Day 41: God Collects his Debt


I forgive myself for accepting and allowing myself to believe that if something is given to me for safekeeping, that I must then use it as though it is my own, even if it means risking that something and not being able to give it back as had been previously agreed – because of how the story of the parable of the talents goes that I was taught about in school.

I forgive myself for accepting and allowing myself to believe in the word of God and give more weight to words that are apparently words from God – as though they must by default be more true than anything else I had ever considered – and within this, override my own common sense with moral brainwashing.

I forgive myself for accepting and allowing myself to trade my common sense for what some type of authority person has to say without a moment of thought, without hesitation, without consideration.

I forgive myself for accepting and allowing myself to fear spending money out offear of losing it.

I forgive myself for accepting and allowing myself to desire to invest money and magically multiply it, as though this wouldn’t have any consequences.

I forgive myself for accepting and allowing myself to define the word ‘good’ within and as the parable of the talents, defining what is ‘good’ and what is ‘bad’ according to a story of morality where some are judged to have acted in a good way and others are judged to have acted in a bad way.

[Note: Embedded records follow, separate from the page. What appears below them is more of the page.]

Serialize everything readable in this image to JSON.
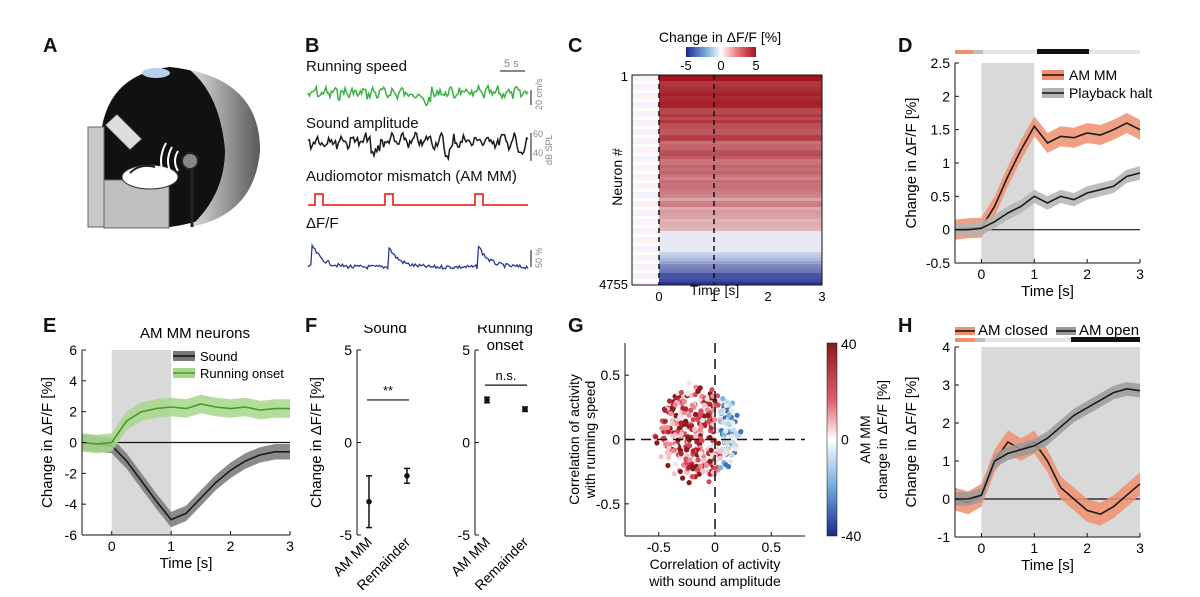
{
  "panels": {
    "A": "A",
    "B": "B",
    "C": "C",
    "D": "D",
    "E": "E",
    "F": "F",
    "G": "G",
    "H": "H"
  },
  "panelB": {
    "trace_running": "Running speed",
    "trace_sound": "Sound amplitude",
    "trace_mismatch": "Audiomotor mismatch (AM MM)",
    "trace_dff": "ΔF/F",
    "scale_time": "5 s",
    "scale_speed": "20 cm/s",
    "scale_db_hi": "60",
    "scale_db_lo": "40",
    "scale_db_unit": "dB SPL",
    "scale_dff": "50 %"
  },
  "colors": {
    "green": "#3cb043",
    "black": "#1a1a1a",
    "red": "#e8332a",
    "blue": "#2a3a8f",
    "orange": "#e8734f",
    "gray": "#9a9a9a",
    "lightgreen": "#8ec96b",
    "shade": "#d9d9d9"
  },
  "chart_data": [
    {
      "id": "C",
      "type": "heatmap",
      "colorbar_title": "Change in ΔF/F [%]",
      "colorbar_ticks": [
        "-5",
        "0",
        "5"
      ],
      "ylabel": "Neuron #",
      "xlabel": "Time [s]",
      "y_ticks": [
        "1",
        "4755"
      ],
      "x_ticks": [
        "0",
        "1",
        "2",
        "3"
      ],
      "xlim": [
        -0.5,
        3
      ],
      "rows": 4755
    },
    {
      "id": "D",
      "type": "line",
      "xlabel": "Time [s]",
      "ylabel": "Change in ΔF/F [%]",
      "xlim": [
        -0.5,
        3
      ],
      "ylim": [
        -0.5,
        2.5
      ],
      "x_ticks": [
        "0",
        "1",
        "2",
        "3"
      ],
      "y_ticks": [
        "-0.5",
        "0",
        "0.5",
        "1",
        "1.5",
        "2",
        "2.5"
      ],
      "shaded_window": [
        0,
        1
      ],
      "legend": [
        "AM MM",
        "Playback halt"
      ],
      "x": [
        -0.5,
        -0.25,
        0,
        0.25,
        0.5,
        0.75,
        1.0,
        1.25,
        1.5,
        1.75,
        2.0,
        2.25,
        2.5,
        2.75,
        3.0
      ],
      "series": [
        {
          "name": "AM MM",
          "values": [
            0.0,
            0.02,
            0.03,
            0.35,
            0.8,
            1.2,
            1.55,
            1.3,
            1.4,
            1.38,
            1.45,
            1.42,
            1.5,
            1.6,
            1.5
          ],
          "err": 0.15
        },
        {
          "name": "Playback halt",
          "values": [
            0.0,
            0.0,
            0.02,
            0.12,
            0.25,
            0.35,
            0.5,
            0.4,
            0.5,
            0.45,
            0.55,
            0.6,
            0.65,
            0.8,
            0.85
          ],
          "err": 0.1
        }
      ]
    },
    {
      "id": "E",
      "type": "line",
      "title": "AM MM neurons",
      "xlabel": "Time [s]",
      "ylabel": "Change in ΔF/F [%]",
      "xlim": [
        -0.5,
        3
      ],
      "ylim": [
        -6,
        6
      ],
      "x_ticks": [
        "0",
        "1",
        "2",
        "3"
      ],
      "y_ticks": [
        "-6",
        "-4",
        "-2",
        "0",
        "2",
        "4",
        "6"
      ],
      "shaded_window": [
        0,
        1
      ],
      "legend": [
        "Sound",
        "Running onset"
      ],
      "x": [
        -0.5,
        -0.25,
        0,
        0.25,
        0.5,
        0.75,
        1.0,
        1.25,
        1.5,
        1.75,
        2.0,
        2.25,
        2.5,
        2.75,
        3.0
      ],
      "series": [
        {
          "name": "Sound",
          "values": [
            0.0,
            -0.1,
            -0.2,
            -1.2,
            -2.5,
            -3.8,
            -5.0,
            -4.6,
            -3.6,
            -2.6,
            -1.8,
            -1.2,
            -0.8,
            -0.6,
            -0.6
          ],
          "err": 0.5
        },
        {
          "name": "Running onset",
          "values": [
            0.0,
            -0.1,
            0.0,
            1.4,
            2.0,
            2.2,
            2.3,
            2.2,
            2.5,
            2.3,
            2.2,
            2.3,
            2.1,
            2.2,
            2.2
          ],
          "err": 0.6
        }
      ]
    },
    {
      "id": "F",
      "type": "scatter",
      "ylabel": "Change in ΔF/F [%]",
      "subplots": [
        {
          "title": "Sound",
          "categories": [
            "AM MM",
            "Remainder"
          ],
          "values": [
            -3.2,
            -1.8
          ],
          "err": [
            1.4,
            0.4
          ],
          "significance": "**",
          "ylim": [
            -5,
            5
          ],
          "y_ticks": [
            "-5",
            "0",
            "5"
          ]
        },
        {
          "title": "Running onset",
          "title_line1": "Running",
          "title_line2": "onset",
          "categories": [
            "AM MM",
            "Remainder"
          ],
          "values": [
            2.3,
            1.8
          ],
          "err": [
            0.15,
            0.12
          ],
          "significance": "n.s.",
          "ylim": [
            -5,
            5
          ],
          "y_ticks": [
            "-5",
            "0",
            "5"
          ]
        }
      ]
    },
    {
      "id": "G",
      "type": "scatter",
      "xlabel_line1": "Correlation of activity",
      "xlabel_line2": "with sound amplitude",
      "ylabel_line1": "Correlation of activity",
      "ylabel_line2": "with running speed",
      "xlim": [
        -0.8,
        0.8
      ],
      "ylim": [
        -0.75,
        0.75
      ],
      "x_ticks": [
        "-0.5",
        "0",
        "0.5"
      ],
      "y_ticks": [
        "-0.5",
        "0",
        "0.5"
      ],
      "colorbar_label_line1": "AM MM",
      "colorbar_label_line2": "change in ΔF/F [%]",
      "colorbar_ticks": [
        "40",
        "0",
        "-40"
      ]
    },
    {
      "id": "H",
      "type": "line",
      "xlabel": "Time [s]",
      "ylabel": "Change in ΔF/F [%]",
      "xlim": [
        -0.5,
        3
      ],
      "ylim": [
        -1,
        4
      ],
      "x_ticks": [
        "0",
        "1",
        "2",
        "3"
      ],
      "y_ticks": [
        "-1",
        "0",
        "1",
        "2",
        "3",
        "4"
      ],
      "shaded_window": [
        0,
        3
      ],
      "legend": [
        "AM closed",
        "AM open"
      ],
      "x": [
        -0.5,
        -0.25,
        0,
        0.25,
        0.5,
        0.75,
        1.0,
        1.25,
        1.5,
        1.75,
        2.0,
        2.25,
        2.5,
        2.75,
        3.0
      ],
      "series": [
        {
          "name": "AM closed",
          "values": [
            0.0,
            -0.1,
            0.1,
            1.0,
            1.5,
            1.3,
            1.5,
            1.0,
            0.3,
            0.0,
            -0.3,
            -0.4,
            -0.2,
            0.1,
            0.4
          ],
          "err": 0.3
        },
        {
          "name": "AM open",
          "values": [
            0.0,
            0.0,
            0.1,
            1.0,
            1.2,
            1.3,
            1.4,
            1.6,
            1.9,
            2.2,
            2.4,
            2.6,
            2.8,
            2.9,
            2.85
          ],
          "err": 0.18
        }
      ]
    }
  ]
}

I forgive myself for not accepting and allowing myself to read words for what they are, but immediately believe a person when they say I should interpret the words in a different way, and within that – no longer see the words for what they are, and no longer see what the words imply and how they influence/program me.

I forgive myself for not accepting and allowing myself to realise that the bible is just a programming machine that teaches humans to accept the currenteconomic system without question – as this story is the perfect example of.

I forgive myself for accepting and allowing myself to define the word ‘good’ within and as going to develop all your talents.

I forgive myself for accepting and allowing myself to think it’s not fair that ‘good’ means you have to develop all your talents – because mostly, whatever I tried out, I was good at and I was angry with God that he wanted me to become as good as I could be in all of those talents – where I ended up continuously being in classes – both in school and extra-curricular, to develop all my talents to the fullest, while feeling that I had no choice but to be there, even if I was no longer interested – because I had a duty to develop my talents in order to be good – even if those talents have no practical value.

I forgive myself for accepting and allowing myself to believe that I had a duty towards God to develop all the talents he had ‘bestowed’ on me, to make sure that when I meet my maker – I am able to show that I have developed my talents and ‘multiplied’ them.

I forgive myself for accepting and allowing myself to always accept statements from others saying that I must continue doing what I’m good at – and therefore always following ‘my talents’ without stopping to consider if I actually enjoy what I spend all this time developing.

I forgive myself for accepting and allowing myself to believe that I had a duty towards my parents to develop the talents that they had given me – as I was born from them, therefore I believed they had given me those skills – and therefore, I believed it was my duty to make them proud in becoming the most skilled version of myself, so that they have something to show for themselves:  “look what I created”.